Avremmo forse dovuto confrontarci con il nostro avversario accettando un confronto muscolare, dai toni sempre più accesi, che avrebbe portato la città a spaccarsi ancor più nel profondo di quanto Pugnaloni non raccoglie oggi in eredità?
Ognuno ha propria ricetta. Da parte mia posso solo tornare a dirvi grazie, un grazie sincero, dal profondo, per essere stati tanti, generosi, presenti, infaticabili anche due settimane extra che ci hanno portato ad un passo da un clamoroso ribaltamento.
Purtroppo la contesa si è trasformata da un ballottaggio ad un referendum tra il bene e il male, tra buoni e cattivi, tra furbi e sciocchi, tra intelligenti e cretini; Osimo non ha compreso, per nostra principale responsabilità, che in ballo, effettivamente, non c’era solo la figura di un Sindaco più o meno capace, adatto, idoneo per condurre Osimo nel prossimo futuro… c’era molto di più. C’era la visione stessa, il ruolo, la filosofia di cui pervadere la città non fino al 2024 – quando, statene certi, rivincerà un uomo fantoccio di Pugnaloni – ma almeno per i prossimi 20 anni.


LATINI al passo finale dell’impegno politico?

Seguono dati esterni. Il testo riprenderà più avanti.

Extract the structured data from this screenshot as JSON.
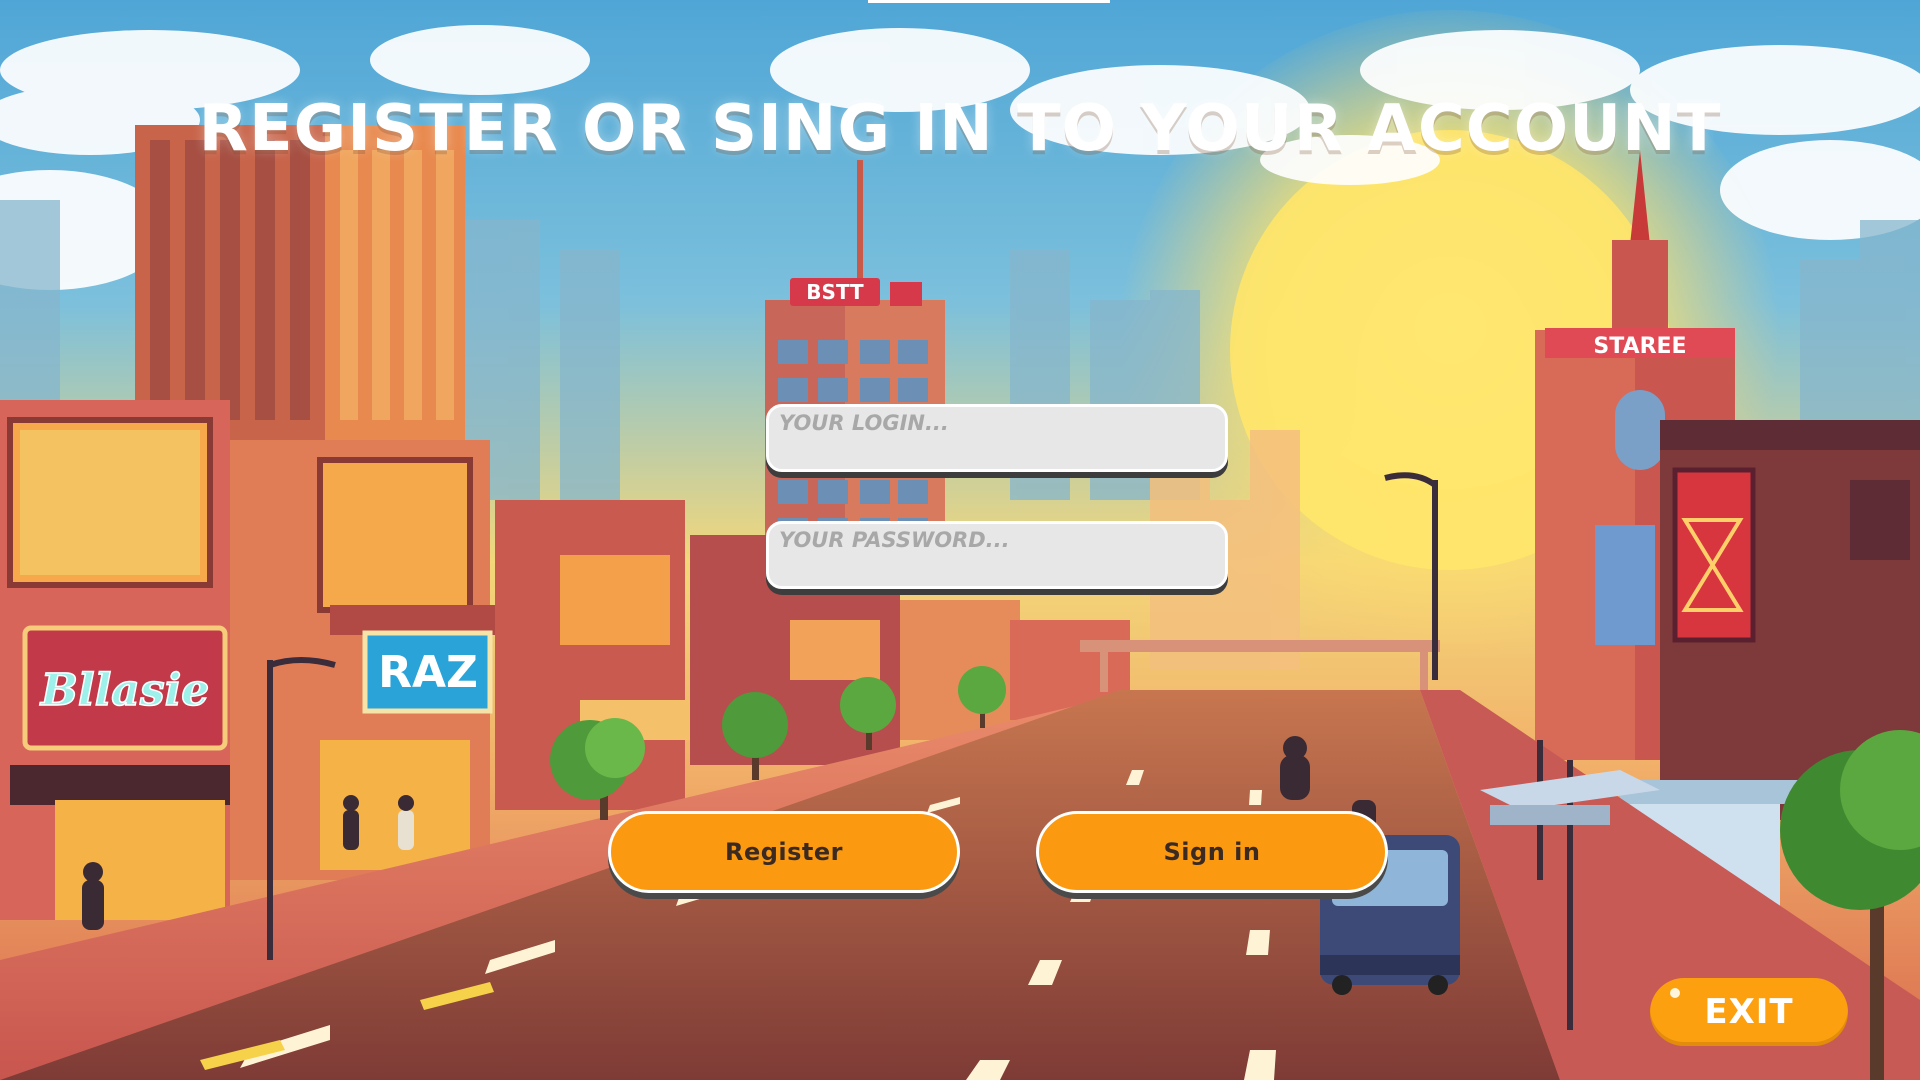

Tutto questo non è passato e sarà perfettamente inutile che domani i vari Alessandrini, Mariani e Ginnetti si auto intestino la vittoria quando a governare, a lungo, sarà la politica che Pugnaloni ci ha mostrato fino all’ultimo secondo.
Quanto a noi e al nostro futuro è evidente che un ciclo si è chiuso, almeno sul piano personale. Non so dire e non voglio pensare al movimento ma certo questo secondo colpo, consecutivo a quello del 2014, non può che aprire il tempo della riflessione.
Ripeto, evitate per quanto possibile, l’occasione per scendere di livello in polemiche di prive di senso con questo e quello. Le liste civiche hanno, fa male doverlo riconoscere da
chi, come me, ha dato l’anima, nell’arco di tutta una vita, ad un progetto in cui tutti insieme e tanta Osimo ha a lungo creduto e oggi non crede più.
A questi 8.000 e passa osimani, tanti quanti quelli di Pugnaloni, che stavolta come l’altra hanno azzerato senza fortuna il gap di uno contro tutti, dobbiamo portare rispetto e in qualche modo rappresentarli in questa attualità”.